The Verifier (Ch. 2, Sec. 6) [Securing Java]

The Base Java Security Model: The Original Applet Sandbox
CHAPTER SECTIONS: 1 / 2 / 3 / 4 / 5 / 6 / 7 / 8 / 9 / 10 / 11 / 12 / 13

Section 6 -- The Verifier

Recall that when a Java program is compiled, it compiles down to platform-independent Java byte code. As Figure 2.3 shows, Java byte code is verified before it can run. This verification scheme is meant to ensure that the byte code, which may or may not have been created by a Java compiler, plays by the rules. After all, byte code could well have been created by a "hostile compiler'' that assembled byte code meant to violate the rules of the Java VM; created directly with an editor like emacs; created almost directly with a Java byte code assembler like Jasmin; or compiled from another source language like C++, Scheme, or Ada into Java byte code. The important thing is not what the source code looked like or even what language it was written in, but what the byte code (the code that actually ends up running) does. In this sense, the Verifier makes mystery code a bit less mysterious.

Figure 2.3 The Verifier scrutinizes byte code before it is allowed to be run on a local VM.
The Verifier plays an essential role in Java's language-based approach to security, which is built on the foundation of type safety.

Verifying class files containing byte code is one way in which Java automatically checks untrusted code before it is allowed to run. Once Java code has been verified, it can execute in uninterrupted fashion on a VM (with much less need to make security-critical checks while the code runs). This strategy leads to improvements in the efficiency of Java execution, which offset the speed concerns raised by Java's security checking. The Verifier is built in to the VM and cannot be accessed by Java programmers or Java users. In most Java implementations, when Java code arrives at the VM and is formed into a Class by the Class Loader, the Verifier automatically examines it. The Verifier checks byte code at a number of different levels. The simplest test makes sure that the format of a code fragment is correct. On a less-basic level, a built-in theorem prover is applied to each code fragment. The theorem prover helps to make sure that byte code does not forge pointers, violate access restrictions, or access objects using incorrect type information. If the Verifier discovers a problem with a class file, it throws an exception, loading ceases, and the class file never executes. The verification process, in concert with the security features built into the language and checked at runtime, helps to establish a base set of security guarantees.³

The Verifier also ensures that class files that refer to each other preserve binary compatibility. Because of Java's ability to dynamically load classes, there is the possibility that a class file being dynamically linked may not be compatible with a referring class. Binary incompatibility problems could occur when a library of Java classes is updated or when a class from a large Java program is not recompiled during development. There are rules of compatibility that govern the ability to change use of classes and methods without breaking binary compatibility [Venners, 1998]. For example, it is okay to add a method to a class that is used by other classes, but not okay to delete methods from a class used by other classes. Compatibility rules are enforced by the Verifier.

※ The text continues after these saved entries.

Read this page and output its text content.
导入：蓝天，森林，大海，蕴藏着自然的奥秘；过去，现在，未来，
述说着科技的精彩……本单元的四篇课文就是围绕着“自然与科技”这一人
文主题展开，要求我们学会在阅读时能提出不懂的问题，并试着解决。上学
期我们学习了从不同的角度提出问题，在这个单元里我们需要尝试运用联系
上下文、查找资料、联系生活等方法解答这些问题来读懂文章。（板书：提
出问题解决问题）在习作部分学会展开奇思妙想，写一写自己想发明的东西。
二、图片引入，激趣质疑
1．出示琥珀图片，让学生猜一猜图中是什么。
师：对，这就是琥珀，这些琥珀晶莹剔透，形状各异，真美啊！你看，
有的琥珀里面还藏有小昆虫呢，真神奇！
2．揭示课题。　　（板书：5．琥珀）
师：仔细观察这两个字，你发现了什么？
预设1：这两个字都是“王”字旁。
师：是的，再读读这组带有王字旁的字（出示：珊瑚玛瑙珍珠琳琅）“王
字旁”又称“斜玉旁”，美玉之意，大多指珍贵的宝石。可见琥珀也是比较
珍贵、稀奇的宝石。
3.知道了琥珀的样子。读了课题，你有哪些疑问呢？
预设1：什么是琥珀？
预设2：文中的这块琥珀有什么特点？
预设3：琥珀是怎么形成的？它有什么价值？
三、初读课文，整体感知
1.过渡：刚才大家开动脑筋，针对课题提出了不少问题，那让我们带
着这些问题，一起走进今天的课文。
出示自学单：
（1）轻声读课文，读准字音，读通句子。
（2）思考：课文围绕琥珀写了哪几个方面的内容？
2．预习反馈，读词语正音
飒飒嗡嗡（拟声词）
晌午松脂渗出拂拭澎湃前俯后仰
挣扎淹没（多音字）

Binary incompatibility also has security implications. If a malicious programmer can get your VM to accept a set of mutually incompatible classes, the hostile code will probably be able to break out of the sandbox. This problem happened several times with early VM implementations. (See, for example, You're Not My Type, in Chapter 5.)

Java users and business people investigating the use of Java in their commercial enterprises often complain about the length of time it takes for a Java applet to get started running in a browser. E-commerce system designers paint startup delay as a business-side show stopper, citing the fact that consumers do not react well even to a 20-second delay in their shopping experience. Many people believe falsely that the main delay in starting applets is the time it takes to download the applet itself. But given a reasonably fast connection to the Internet, what takes the longest is not downloading the code, but verifying it. The inherent costs of verification fit the classic tradeoff between functionality and security to a tee. As security researchers, we believe the security that byte code verification provides is well worth the slight delay. We also think it is possible to speed up the verification process so that its execution time is acceptable.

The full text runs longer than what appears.